Saturday, April 18, 2009

Testing a New Daniel Smith Watercolor


Note: Click on the images to view enlargements.

This is an interesting time of the year for a landscape artist: the leaves are not out yet so the structure of the trees is still plain to see. The snow is gone and the marsh grasses are chlorophyll-lacking shades of buff, ochre, khaki—well a zillion shades of brown. For those of you who know my work you know I am not one who is wedded to using local color for my paintings. However, the amazing varities of browns out there have caused me to try to duplicate some of the colors I see.

The solution came in a conversation with my friend Roz Stendahl (famous for, among other things, her galactic knowledge of pigments). The subject of (what else?) pigments came up. We often talk about favorite combinations of this or that pigment with a favorte: PB 60 aka Indanthrene Blue. While she tends toward a more muted result in her paintings I still need those essentail neutrals to show off the intense colors I love. We were discussing the interesting muted colors one sees outside now before the green-up, including the subtle color made by masses of red dogwood. As a suggestion for that pinky-red, Roz mentioned some of the new colors Daniel Smith has introduced, which she had just mentioned on her blog— in particular: Transparent Red Oxide. And soon we were on to the discussion of a great Schmincke color: Translucent Orange.

I made a trip to Wet Paint art supply store, bought my two new colors and the experiments began. The photos show some test spots.

In the first photo above, I have laid down some PB60 and Transparent Orange and mixed them on the paper. To the right (in the little rectangle) are the same pigments mixed on the palette. You can see one gets a much livelier result when the colors let themselves mix on the paper. The swoosh to the right of the rectangle demonstrates how Transparent Orange plays out going from wet to dry brush. I noted a shine indicative of gum arabic when the paint was applied thickly. I don't mind that but will have to keep it in mind so I don't get that effect when I don't want it.



This second photo above shows some experiments with PB 60 and Daniel Smith's transparent Red Oxide (as well as a reference stroke of Burnt Sienna gouache). Next there are two connected swooshes showing Transparent Red Oxide combined with Cobalt Blue! Fabulous grays result from both combinations. The first combo (on the far right) absolutely duplicated the gray basalt rocks found on the north shore of Lake Superior. The second is exactly right for those elusive grass colors.

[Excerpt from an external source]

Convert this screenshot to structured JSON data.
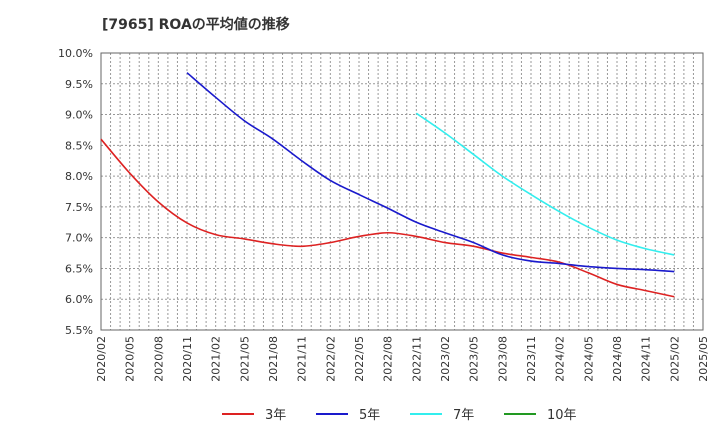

Just for comparison I laid down a bit of Burnt Sienna gouache. It is a cooler, quieter brown next to the Red Oxide watercolor. (Of course we a dealing with a gouache to watercolor comparison so it is not apples to apples.) The Red Oxide has a kind of snap to it along with a very nice sedimentation. I love the color and will try replacing my Burnt Sienna with it in my watercolor palette. My experiments with the Red Oxide resulted in a bit less of the pinky Pipestone type brown that Roz found but it is a lovely color nonetheless. (She only had a dried paint spot to work from and I was using fresh tube color—that may be part of the difference.)